WYS - [9] Mama dan Kasur Barak Bujangan

3.1K 513 54
                                    

Malam usai penyambutan, aku baru sempat menelepon Mama. Jika di sini pukul 22.31 WIB, maka bisa dipastikan di sana pukul 17.31 WIB. Masih cukup sore dan cukup malam di sini. Aku tidur bersama perwira lainnya, tidak ada ruangan spesial, semua ada di barak bujangan. Sama saja seperti semasa di Akmil. Dulu, aku merasa tidak punya privasi. Karena semua bisa melihat bagaimana kamarku. Aneh, tapi lambat laun aku terbiasa. Sekarang, berbagi ruangan besar menjadi sesuatu yang menyenangkan.

"Tidur, Dik," sapa Abang lettingku di sini, 2 tahun di atasku.

"Siap, Bang. Izin, mau telepon Mama dulu."
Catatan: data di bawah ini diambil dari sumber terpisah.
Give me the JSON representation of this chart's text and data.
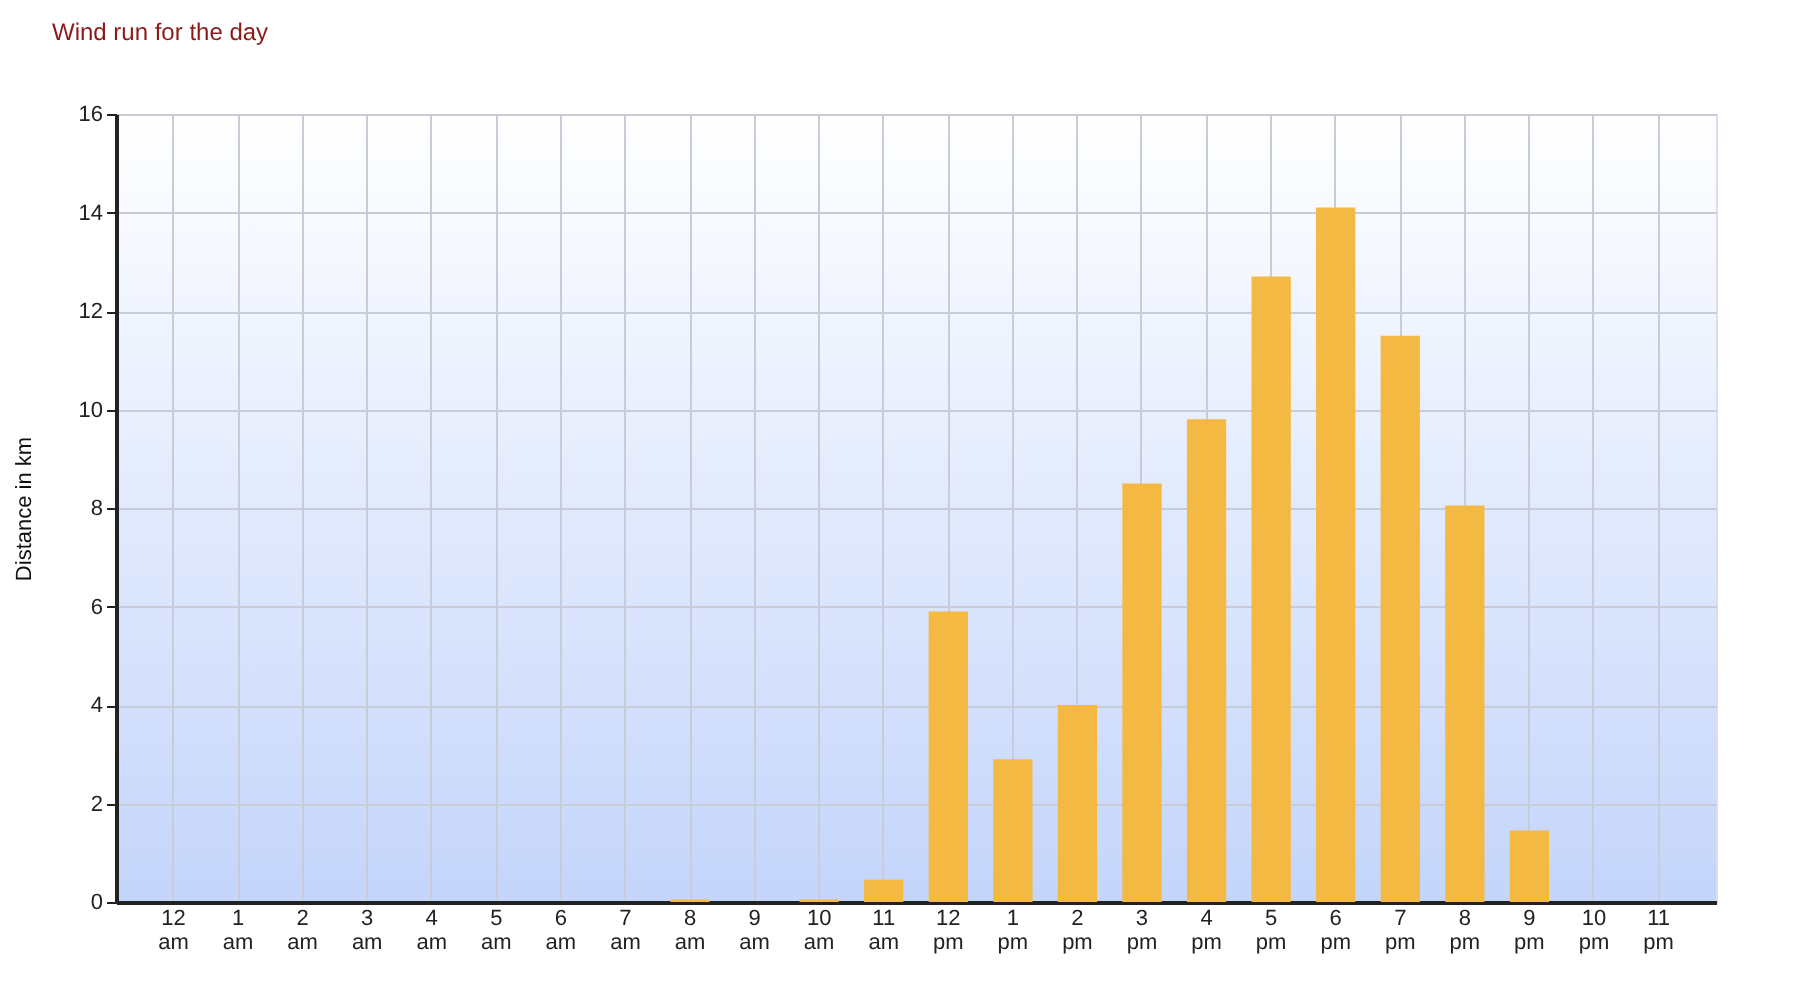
{
  "chart_data": {
    "type": "bar",
    "title": "Wind run for the day",
    "ylabel": "Distance in km",
    "categories": [
      "12 am",
      "1 am",
      "2 am",
      "3 am",
      "4 am",
      "5 am",
      "6 am",
      "7 am",
      "8 am",
      "9 am",
      "10 am",
      "11 am",
      "12 pm",
      "1 pm",
      "2 pm",
      "3 pm",
      "4 pm",
      "5 pm",
      "6 pm",
      "7 pm",
      "8 pm",
      "9 pm",
      "10 pm",
      "11 pm"
    ],
    "values": [
      0,
      0,
      0,
      0,
      0,
      0,
      0,
      0,
      0.05,
      0,
      0.05,
      0.45,
      5.9,
      2.9,
      4.0,
      8.5,
      9.8,
      12.7,
      14.1,
      11.5,
      8.05,
      1.45,
      0,
      0
    ],
    "color": "#f4b942",
    "ylim": [
      0,
      16
    ],
    "yticks": [
      0,
      2,
      4,
      6,
      8,
      10,
      12,
      14,
      16
    ],
    "grid": true
  }
}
Bang Muh, begitu kami diperbolehkan memanggilnya. Ia terdiam beberapa saat lalu terkekeh. "Benar rupanya rumor tentangmu, Dik."

Aku punya perasaan tidak enak soal ini. Sampai kapan rumor itu kusandang padahal aku sebenarnya tidak begitu. Aku sudah berusaha keras menunjukkannya tapi selalu saja orang-orang menganggapku anak Mama.

"Mau tidur saja harus telepon Mama dulu," selorohnya. Tapi jujur, tak ada yang kusukai dari selorohan semacam itu. Tidak, bukan hanya untuk para tentara yang selalu dianggap kuat. Pada siapapun. Memangnya kenapa jika seorang anak dekat dan manja pada Mamanya? Hanya orang-orang yang tidak pernah merasakan dekat dengan Mamanya yang akan mengejek orang lain. Ya, meskipun manja dan apa-apa merepotkan Mama di usia dewasa itu ada kadar wajarnya.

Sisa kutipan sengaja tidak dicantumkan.